Я вспомнил нашу последнюю встречу с ней в Алма-Ате, у Никольского рынка, через год после нашего выпуска. Она была грустна и немногословна и куда-то спешила. Может, уже знала о своей болезни и о том, что надежды на выздоровление нет. Разговор был короткий, не очень вразумительный…

Много лет спустя узнал, что кандидатскую диссертацию Тамара Михайловна защищала по Павлу Васильеву, в то время многим, в том числе и мне, практически не известному. Я нашёл потом эту диссертацию, сделал копию, хотя прочитать до конца так и не удосужился.

* * *

Воспоминания о других преподавателях остались отрывочные, фрагментарные: от кого-то эпизод, от кого-то фраза или жест.



Советскую литературу нам читал доцент Маловичко – грустный пожилой человек, у которого случилась какая-то трагедия с сыном. На самой первой лекции он сказал, что один из рассказов Горького начинается фразой «Море смеялось…». И поскольку он сделал паузу, то ли припоминая, то ли намереваясь продолжать, я негромко, но отчётливо произнёс: «Мальва!». Потому что рассказы Горького, как и его «Детство», «В людях», я читал неоднократно, любил их и содержание «Мальвы» хорошо запомнил, в том числе эту фразу, и даже пытался когда-то представить себе смеющееся море.

Вечно грустный Маловичко слегка оживился, спросил, как моя фамилия, и с тех пор на лекции всегда искал меня глазами… Надо ли говорить о том, что отличная оценка на экзамене была мне обеспечена…

Помню густые, интересные лекции преподавателей Сорокиной (жаль, что забыл имя-отчество), Берика Магисовича Желкибаева…

* * *


Русский язык вели доценты Нелисов и Барчунов. Первый напоминал рафинированного интеллигента: гладко причёсанные волосы, обязательный костюм без единой складки, своеобразная манера речи – очень чёткой и правильно выстроенной. Читал академически. Не делая поправок на то, что мы – будущие журналисты, а не филологи.

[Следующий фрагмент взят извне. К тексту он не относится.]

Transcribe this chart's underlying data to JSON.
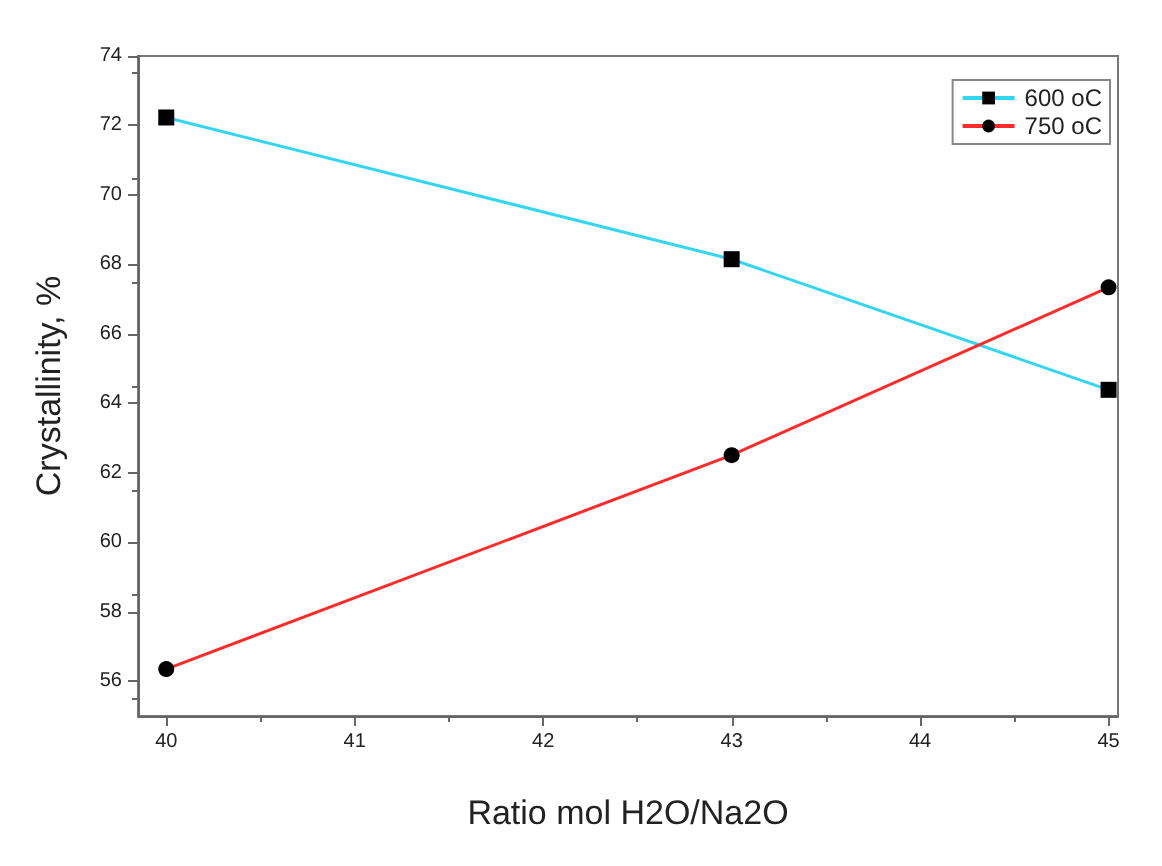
{
  "chart_data": {
    "type": "line",
    "xlabel": "Ratio mol H2O/Na2O",
    "ylabel": "Crystallinity, %",
    "x": [
      40,
      43,
      45
    ],
    "series": [
      {
        "name": "600 oC",
        "color": "#33d6f0",
        "marker": "square",
        "values": [
          72.23,
          68.15,
          64.39
        ]
      },
      {
        "name": "750 oC",
        "color": "#ff2a2a",
        "marker": "circle",
        "values": [
          56.35,
          62.51,
          67.34
        ]
      }
    ],
    "xlim": [
      39.85,
      45.05
    ],
    "xticks": [
      40,
      41,
      42,
      43,
      44,
      45
    ],
    "ylim": [
      55,
      74
    ],
    "yticks": [
      56,
      58,
      60,
      62,
      64,
      66,
      68,
      70,
      72,
      74
    ],
    "grid": false,
    "legend": "top right"
  }
}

Барчунов, преподававший практическую стилистику, внешне отчасти напоминал мне меня самого: не слишком опрятный, скорее, слегка неухоженный. Подслеповатый и к тому же, кажется, прихрамывающий. Но предмет свой он знал великолепно и, по образному выражению Лёхи Закутаева, дрючил нас этой самой практической стилистикой до мозга костей. За что лично я ему очень благодарен. К сожалению, не запомнил дословно предложение, которым он проверял нас на вшивость, то есть на знание практической орфографии, - про то, как некая Агриппина Саввична на террасе близ конопляника чем-то потчевала коллежского асессора. Помню ещё, как однажды наделал ошибок в ударениях и как он мне сказал: «Поминов, я в вас колоссально разочаровался!». Впрочем, я потом реабилитировался, насобирав больше всех в группе типичных стилевых ошибок в районных газетах – типа «проезжая по мосту, с меня слетела шляпа» и тому подобных. Благо, что сделать это было нетрудно…

Почему-то мне пришлось сдавать экзамен у него на квартире. Он жил неподалёку от нашей общаги, в микрорайонах. Дома у Барчунова был изрядный беспорядок. С шумом бегали по комнатам, гоняясь за белой крысой, двое мальчишек, похожих на Барчунова. Спрашивал он меня бегло, больше для вида, давая понять, что мнение у него обо мне давно сложилось. Поставив «отлично», сожалел, что не может угостить меня горячим грогом. Кажется, не было для этого какого-то важного компонента.

Всего семестр или два был с нами Барчунов, науку которого я помню всю жизнь. Об одном жалею – что так и не попробовал его грога…

* * *

Представительный, импозантный Олег Иванович Карпухин читал курс древнерусской литературы. Он был так хорош собой, что большая часть женской половины нашего курса обмирала при его появлении – ей было всё равно, что он скажет, лишь бы видеть его.



Олег Иванович это чувствовал и, может, ещё и поэтому держался чуть небрежно. Осталась в памяти коронная фраза, которую он произносил, услышав вопрос, на который у него не было ответа:

– Простите мне моё невежество, но я не знаю…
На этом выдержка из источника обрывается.